Sophia Rabe-Hesketh is a statistician whose research interests include multilevel/hierarchical modeling, item response theory, longitudinal data analysis, and missing data. She has over 130 peer-reviewed articles in over 70 different journals including Psychometrika, Journal of Econometrics, Biometrics, Journal of the Royal Statistical Society, Series A, with an h-index of 74 in Google Scholar. She has developed a modeling framework for a wide range of multilevel and latent variable models called GLLAMM (Generalized Linear Latent and Mixed Modeling) and written a publicly available software package called gllamm to estimate these models. The theory of these models is published in Generalized Latent Variable Modeling, co-authored with Anders Skrondal. Since 2002, her gllamm software has been used in over 1000 peer-reviewed papers in over 700 different journals by researchers in education, sociology, political science, economics, medicine, and statistics.

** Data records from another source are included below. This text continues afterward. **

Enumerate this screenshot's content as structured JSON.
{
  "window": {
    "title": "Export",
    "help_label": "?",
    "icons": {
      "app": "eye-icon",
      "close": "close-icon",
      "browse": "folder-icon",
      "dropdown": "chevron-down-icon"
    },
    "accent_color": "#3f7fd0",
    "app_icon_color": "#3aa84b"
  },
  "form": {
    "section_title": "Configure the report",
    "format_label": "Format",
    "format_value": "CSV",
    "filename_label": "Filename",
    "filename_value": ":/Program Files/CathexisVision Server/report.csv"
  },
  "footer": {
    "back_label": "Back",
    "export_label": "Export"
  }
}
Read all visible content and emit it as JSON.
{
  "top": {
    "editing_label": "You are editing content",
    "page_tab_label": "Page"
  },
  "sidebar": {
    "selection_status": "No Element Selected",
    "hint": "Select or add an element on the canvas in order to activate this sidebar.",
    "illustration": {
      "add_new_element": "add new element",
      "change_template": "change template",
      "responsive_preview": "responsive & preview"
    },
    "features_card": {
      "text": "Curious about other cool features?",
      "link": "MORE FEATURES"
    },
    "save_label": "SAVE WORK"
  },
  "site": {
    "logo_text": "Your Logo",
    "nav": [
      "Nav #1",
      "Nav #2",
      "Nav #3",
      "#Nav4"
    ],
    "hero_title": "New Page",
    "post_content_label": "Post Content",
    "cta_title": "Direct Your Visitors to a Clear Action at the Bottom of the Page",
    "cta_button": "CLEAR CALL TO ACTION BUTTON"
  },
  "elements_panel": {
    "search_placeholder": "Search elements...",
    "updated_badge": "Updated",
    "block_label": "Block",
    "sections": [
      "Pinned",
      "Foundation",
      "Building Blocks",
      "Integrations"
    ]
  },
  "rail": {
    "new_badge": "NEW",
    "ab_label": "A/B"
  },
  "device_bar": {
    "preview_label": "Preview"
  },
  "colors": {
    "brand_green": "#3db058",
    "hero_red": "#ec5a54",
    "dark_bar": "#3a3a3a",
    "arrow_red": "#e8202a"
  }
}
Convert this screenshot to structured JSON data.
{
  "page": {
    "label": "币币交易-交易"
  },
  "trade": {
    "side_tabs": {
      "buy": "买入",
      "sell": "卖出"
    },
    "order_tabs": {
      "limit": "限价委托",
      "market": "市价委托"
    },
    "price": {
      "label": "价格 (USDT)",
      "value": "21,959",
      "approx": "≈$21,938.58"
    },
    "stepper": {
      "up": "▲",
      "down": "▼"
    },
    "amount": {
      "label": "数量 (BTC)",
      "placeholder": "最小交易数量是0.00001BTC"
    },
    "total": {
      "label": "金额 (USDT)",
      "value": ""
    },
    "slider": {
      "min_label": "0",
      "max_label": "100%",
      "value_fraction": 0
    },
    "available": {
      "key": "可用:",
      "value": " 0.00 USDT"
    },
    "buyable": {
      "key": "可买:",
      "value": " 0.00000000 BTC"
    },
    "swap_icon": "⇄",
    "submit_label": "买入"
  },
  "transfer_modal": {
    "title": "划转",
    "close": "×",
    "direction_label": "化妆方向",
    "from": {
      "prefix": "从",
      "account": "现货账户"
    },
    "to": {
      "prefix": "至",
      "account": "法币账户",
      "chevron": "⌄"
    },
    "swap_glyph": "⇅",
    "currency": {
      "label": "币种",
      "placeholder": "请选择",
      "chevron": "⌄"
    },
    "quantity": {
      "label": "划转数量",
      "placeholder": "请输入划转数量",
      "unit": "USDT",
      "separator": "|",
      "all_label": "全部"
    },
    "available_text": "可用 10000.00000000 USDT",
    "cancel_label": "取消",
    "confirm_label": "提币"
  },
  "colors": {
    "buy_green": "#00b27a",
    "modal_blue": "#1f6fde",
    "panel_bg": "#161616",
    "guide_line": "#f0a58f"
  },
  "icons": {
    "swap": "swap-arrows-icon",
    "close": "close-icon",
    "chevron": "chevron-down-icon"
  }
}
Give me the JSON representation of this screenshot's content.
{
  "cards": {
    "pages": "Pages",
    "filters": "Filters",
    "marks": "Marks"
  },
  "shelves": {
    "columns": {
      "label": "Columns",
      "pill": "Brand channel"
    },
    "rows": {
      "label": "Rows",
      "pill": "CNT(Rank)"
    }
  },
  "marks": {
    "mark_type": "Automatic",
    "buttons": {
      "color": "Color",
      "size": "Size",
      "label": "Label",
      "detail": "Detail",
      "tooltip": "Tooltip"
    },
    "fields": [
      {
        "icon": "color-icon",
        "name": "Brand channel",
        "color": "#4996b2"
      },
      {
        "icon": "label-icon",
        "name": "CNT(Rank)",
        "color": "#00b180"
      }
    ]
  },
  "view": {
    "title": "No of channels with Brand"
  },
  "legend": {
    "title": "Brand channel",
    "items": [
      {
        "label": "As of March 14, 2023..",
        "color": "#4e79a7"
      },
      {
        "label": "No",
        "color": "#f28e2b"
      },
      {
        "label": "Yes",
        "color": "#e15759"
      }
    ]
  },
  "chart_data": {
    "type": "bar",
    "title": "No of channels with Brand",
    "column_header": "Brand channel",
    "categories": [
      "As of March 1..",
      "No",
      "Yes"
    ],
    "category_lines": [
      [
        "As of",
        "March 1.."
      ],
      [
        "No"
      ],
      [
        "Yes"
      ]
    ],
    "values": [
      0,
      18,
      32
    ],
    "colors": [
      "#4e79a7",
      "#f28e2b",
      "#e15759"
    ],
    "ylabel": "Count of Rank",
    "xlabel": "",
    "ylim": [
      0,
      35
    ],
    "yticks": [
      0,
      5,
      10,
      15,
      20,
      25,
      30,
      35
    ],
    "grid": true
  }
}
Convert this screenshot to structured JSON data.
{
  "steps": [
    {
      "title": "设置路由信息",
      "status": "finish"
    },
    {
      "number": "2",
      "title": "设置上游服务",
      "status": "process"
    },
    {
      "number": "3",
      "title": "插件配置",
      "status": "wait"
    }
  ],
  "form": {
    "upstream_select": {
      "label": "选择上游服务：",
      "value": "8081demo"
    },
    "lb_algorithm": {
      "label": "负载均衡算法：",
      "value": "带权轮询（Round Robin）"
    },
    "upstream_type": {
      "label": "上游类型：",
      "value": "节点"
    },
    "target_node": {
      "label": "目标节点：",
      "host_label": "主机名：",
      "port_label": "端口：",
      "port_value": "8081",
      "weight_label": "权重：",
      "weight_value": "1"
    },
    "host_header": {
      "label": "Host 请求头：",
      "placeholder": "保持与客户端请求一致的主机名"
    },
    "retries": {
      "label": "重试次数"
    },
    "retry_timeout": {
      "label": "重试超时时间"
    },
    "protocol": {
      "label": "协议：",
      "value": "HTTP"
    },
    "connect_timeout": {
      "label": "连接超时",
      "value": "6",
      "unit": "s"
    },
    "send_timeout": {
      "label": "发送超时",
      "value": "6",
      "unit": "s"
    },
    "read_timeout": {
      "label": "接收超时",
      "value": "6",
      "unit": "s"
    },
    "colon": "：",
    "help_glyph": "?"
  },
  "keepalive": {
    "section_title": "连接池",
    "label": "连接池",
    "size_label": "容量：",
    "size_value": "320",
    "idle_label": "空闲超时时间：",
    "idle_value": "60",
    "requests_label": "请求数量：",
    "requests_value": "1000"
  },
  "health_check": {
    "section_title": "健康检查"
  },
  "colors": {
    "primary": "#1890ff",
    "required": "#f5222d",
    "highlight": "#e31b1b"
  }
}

Anders Skrondal is a Senior Scientist at the Division of Epidemiology. He started his career as a Research Fellow in the Department of Economics and as a Researcher in the Department of Biostatistics, both at the University of Oslo. His Doctor Philos thesis in Statistics was awarded the 1997 Psychometric Society Dissertation Prize, judged on "the level of originality in the ideas and techniques, the possible applications and their treatment, and potential impact". He was subsequently awarded a personal Postdoctoral Fellowship from The Research Council of Norway which was spent at the University of London and the University of Manchester. After returning to Norway in 2001, Skrondal became a Senior Researcher and subsequently Head of the Biostatistics Group at the Norwegian Institute of Public Health. In 2005, he took up a position as Professor of Statistics in the Department of Statistics at the London School of Economics (LSE) and was subsequently appointed as Director of the LSE Methodology Institute. After spending almost four years at the LSE, Skrondal returned to the Norwegian Institute of Public Health where he is currently a Senior Scientist. He recently served as Adjunct Professor of Biostatistics in the Department of Mathematics, University of Oslo.